Trade Smart Online
There is no doubt that the favorite market for most traders be it retail or institution is the options market. The risk profile suits the institutional investors and the returns potential is what attracts the retail trader. Most retail traders however, end up losing money more often than not, apart from an occasional winning trade.
One of the reasons is that these traders do not have a plan and the second is they have the same plan for all occasions. If they feel bullish they buy a call and if they feel bearish they buy a put. But this strategy is useful in only handful of situations. Further, markets trend less than 30 per cent of the time, most of the times it is moving in a narrow range.
There are numerous strategies out there which have been described in various books. But not all are useful to a retail trader. The high cost of trading on account of higher brokerages in most conventional broking outfits and higher tax structure in India make most of these strategies uneconomical.
A retail trader should look at some basic strategies with minimum number of legs that he or she can use on his every day trade.
The key ingredient of using a strategy is to presume what is expected from the stocks or the index going forward. View on the stock or the market is most important in deciding which strategy to use. Buying a call if you are bullish or a put if you are bearish works only if the market moves in your favour sharply. Markets and stocks generally grind their way up or down and only in few cases do they move up or down sharply. Buying of calls and puts thus does not work in favour in most of the cases.
Let’s take into consideration various scenarios in the market and look at the adequate strategies. Markets are either trending or are sideways. Various strategies need to be adopted in such situations.
Sideways or moderately bullish or bearish: Apart from a few high beta or highly volatile stocks most stocks generally move slowly. The strategy to use in case one has stocks in their portfolio or intends to take a new bet is the ‘covered call’ or ‘covered put’. This strategy is used to earn money when the trader expects slight change in the price of the underlying stock.
Suppose a trader holds a low beta or a less volatile stock like a pharmaceutical stock. If the stock is in an uptrend it is safer to opt for a covered call and if it is in a downtrend a covered put strategy should be put to use. A covered call strategy requires a trader to buy the underlying stock or future and sell an out of the money call option. Even if the stock languishes around the same level the trader will end up making money from the premium collected by selling the call option. In case if the stock goes higher than the strike price of the option, the underlying stock or the future will cover it. If the price closes lower, then the entire premium turns into a profit. Assume that Nifty is trading at 8500. A trader who is slightly bullish would like to buy a covered call would end up buying a Nifty future and sell the 8600 call. He will be capping his profit at 8600, if Nifty goes above this level, his losses in writing a call option will be set off against the profit from his futures position. In case if Nifty falls, he is protected only to the extent of his call option premium.
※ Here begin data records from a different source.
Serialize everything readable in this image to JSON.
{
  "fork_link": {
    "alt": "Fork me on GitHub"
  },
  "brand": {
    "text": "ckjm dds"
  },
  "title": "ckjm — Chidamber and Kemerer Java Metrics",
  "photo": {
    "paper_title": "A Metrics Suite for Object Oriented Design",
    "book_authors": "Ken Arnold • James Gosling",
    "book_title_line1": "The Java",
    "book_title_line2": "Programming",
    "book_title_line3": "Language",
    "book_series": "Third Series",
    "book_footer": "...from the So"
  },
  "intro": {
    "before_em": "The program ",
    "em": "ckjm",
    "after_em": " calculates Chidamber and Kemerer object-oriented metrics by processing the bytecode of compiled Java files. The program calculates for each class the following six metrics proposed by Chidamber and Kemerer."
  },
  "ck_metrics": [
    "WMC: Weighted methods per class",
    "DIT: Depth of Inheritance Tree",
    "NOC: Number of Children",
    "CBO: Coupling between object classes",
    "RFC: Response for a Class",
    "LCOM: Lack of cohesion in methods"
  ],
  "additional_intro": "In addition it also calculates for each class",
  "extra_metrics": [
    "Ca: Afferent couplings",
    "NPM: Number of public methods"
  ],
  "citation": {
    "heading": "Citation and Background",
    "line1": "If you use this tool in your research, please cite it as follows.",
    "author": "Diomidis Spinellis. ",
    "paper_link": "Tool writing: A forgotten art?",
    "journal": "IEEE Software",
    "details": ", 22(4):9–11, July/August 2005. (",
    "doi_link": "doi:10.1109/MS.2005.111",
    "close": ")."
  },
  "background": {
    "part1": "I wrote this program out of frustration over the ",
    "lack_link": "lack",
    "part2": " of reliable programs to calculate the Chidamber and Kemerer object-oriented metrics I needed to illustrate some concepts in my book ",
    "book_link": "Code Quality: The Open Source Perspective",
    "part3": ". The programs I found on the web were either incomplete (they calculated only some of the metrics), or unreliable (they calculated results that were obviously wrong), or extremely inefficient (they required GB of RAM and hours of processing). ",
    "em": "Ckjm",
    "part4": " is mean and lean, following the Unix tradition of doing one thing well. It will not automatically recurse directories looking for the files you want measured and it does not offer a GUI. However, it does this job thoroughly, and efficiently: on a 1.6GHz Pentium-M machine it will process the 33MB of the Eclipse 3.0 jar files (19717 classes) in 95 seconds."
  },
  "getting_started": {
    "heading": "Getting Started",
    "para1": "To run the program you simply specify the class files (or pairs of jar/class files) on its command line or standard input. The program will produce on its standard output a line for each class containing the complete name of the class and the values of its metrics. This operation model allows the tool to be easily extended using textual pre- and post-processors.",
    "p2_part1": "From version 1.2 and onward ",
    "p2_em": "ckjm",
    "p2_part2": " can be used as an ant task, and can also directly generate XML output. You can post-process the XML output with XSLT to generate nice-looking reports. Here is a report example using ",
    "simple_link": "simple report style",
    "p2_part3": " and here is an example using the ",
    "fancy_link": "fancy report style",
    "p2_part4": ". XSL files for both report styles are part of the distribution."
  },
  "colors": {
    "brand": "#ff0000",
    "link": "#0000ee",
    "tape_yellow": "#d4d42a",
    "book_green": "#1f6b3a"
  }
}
If one wants to protect their downside risk too, then he would create a ‘Vertical spread’. In case a trader is slightly bullish he can set up a vertical call spread, which is nothing but buying an ‘in-the-money’ call and selling an ‘out-of-the-money’ call option.
Suppose the Nifty is trading at 8450 and a trader expects that it may touch its resistance at 8600. In such a case the trader will create a vertical call bull spread by buying an 8400 call option and selling an 8600 call option. This way his profit is locked at 8600, but his downside is restricted to the cost of spread which is the difference between the prices of the two options.
There are times when market or a stock is lackluster. There is barely any movement which causes the option price to fall though the underlying stock is not doing much.
Assume Nifty is moving in a range of 8400 and 8600 just ahead of budget announcement. A short straddle can be created by selling both the call and put option of the same strike price. In the present case one can create a short straddle by selling the 8500 call as well as put option. Maximum profit is possible if Nifty closes at 8500. The trader needs to be careful in closing the position ahead of the event as markets are likely to blast away in one direction which will expose him to huge loses. A short strangle can also be created by selling call and put options of different strike prices. In the present case it would mean selling an 8400 put and an 8600 call.
How to trade a major event: Just ahead of a big event, like an election or a credit policy or a result markets and stocks tend to move in a small range before blasting away in one direction. Since the outcome is unknown the best strategy during such times is to create a straddle or a strangle.
Straddle is created by buying a call and put of the same strike. This strategy is most commonly followed by traders during Infosys results. However, as the date of the event nears, the premium of call and put both increases substantially thus reducing the chance of a profit.
Strangle is created by buying a call and put of various strikes. In the case of Nifty a trader can buy a 8400 put and 8600 call in anticipation of market moving away on one direction.
How to protect your profits: In case a stock or the index that a trader has bought moves up sharply and the trader is keen on protecting his profit, he creates a ‘Protective collar’ strategy. The trader purchases an out of the money put option and at the same time writes an out of the money call option.
The beauty of option is it allows one to be very creative, but a trader needs to keep in mind his cost of setting up a strategy. The most important reason professional traders prefer options is because it informs them of their risk and potential reward in various market scenario.